When I hear young mommies and daddies talking about the
way their kids act when they get home from an extended stay at Grandma and
Grandpa's house, I have to laugh. I've been there! It doesn't take long for
kiddos to realize when the barbed wire is down. Out from under the
watchful eyes and alert ears of Mom and Dad, they revel in late bedtimes, candy
for breakfast (I exaggerate, of course...I hope!), and the visceral thrill of
saying "no."
I still remember the time we left our oldest, Hunter, with
my parents for a quick anniversary get-away. I called to check on him before
going into a movie to put my anxious heart at ease. My dad answered and told me
that he had taken Hunter to the mall for lunch. I smiled at the thought
of my one-year-old sitting up like a big boy at the food court, eating his
usual chicken nuggets and fruit cup. "He ate everything," my dad
chuckled, "a whole order of fries AND an ice-cream cone!"
Staying with grandparents is fun, but it doesn't take
long for kiddos to tire of the freedom that brings with it fuzzy little brains,
sticky cheeks, and a solid rock of guilt somewhere in their middle. They are
almost always (notice that I said "almost") ready for mom and dad to
come home, schedules, boundaries, and discipline in tow. Though they may buck
these things at first, I think that deep down, kids know that they feel better
when they get to bed on time, cut out the junk food, and use nice words.
I know I do!
I've been a Christian for almost thirty-six years now,
and I like to think I know a thing or two about being one.
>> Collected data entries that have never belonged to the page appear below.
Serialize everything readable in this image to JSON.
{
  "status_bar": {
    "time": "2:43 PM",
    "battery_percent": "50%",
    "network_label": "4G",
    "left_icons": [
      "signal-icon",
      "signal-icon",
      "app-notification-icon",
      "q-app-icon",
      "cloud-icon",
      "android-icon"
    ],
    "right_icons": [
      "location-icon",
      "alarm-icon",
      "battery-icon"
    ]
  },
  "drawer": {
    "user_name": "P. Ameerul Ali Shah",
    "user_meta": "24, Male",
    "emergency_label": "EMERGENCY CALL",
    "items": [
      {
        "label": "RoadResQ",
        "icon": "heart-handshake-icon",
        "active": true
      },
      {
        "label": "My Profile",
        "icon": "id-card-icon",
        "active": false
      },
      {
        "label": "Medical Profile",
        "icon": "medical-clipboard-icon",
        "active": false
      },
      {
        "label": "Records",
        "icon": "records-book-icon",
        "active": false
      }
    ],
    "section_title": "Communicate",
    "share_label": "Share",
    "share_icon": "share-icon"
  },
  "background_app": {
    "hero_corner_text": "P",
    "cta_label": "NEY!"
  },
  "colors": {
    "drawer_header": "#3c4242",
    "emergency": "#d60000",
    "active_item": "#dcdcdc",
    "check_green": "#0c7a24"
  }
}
That's a real
problem because I tend to get puffed up and proud and don't spend time with God
like I should. Confident that I know
what's best, I test the boundaries fairly often, unaware that I have stepped
away from the Father.
Before I know it, I'm out of control, not in an
oops-I-just-robbed-a-bank way, but in a wow-I-shouldn't-have-said-that kind of
way or a do-as-I-say-not-as-I-do kind of way. All I ever have to show
for my rogue moments are bad memories and a solid rock of guilt
in my chest. I think the worst part, though, is knowing that other people saw
me acting the fool. Embarrassing!
Apparently, I can't be trusted on my own. In fact, I’m positive that I am going to need
the Father's help every moment of every day for the rest of my life. Good thing He'll never leave me!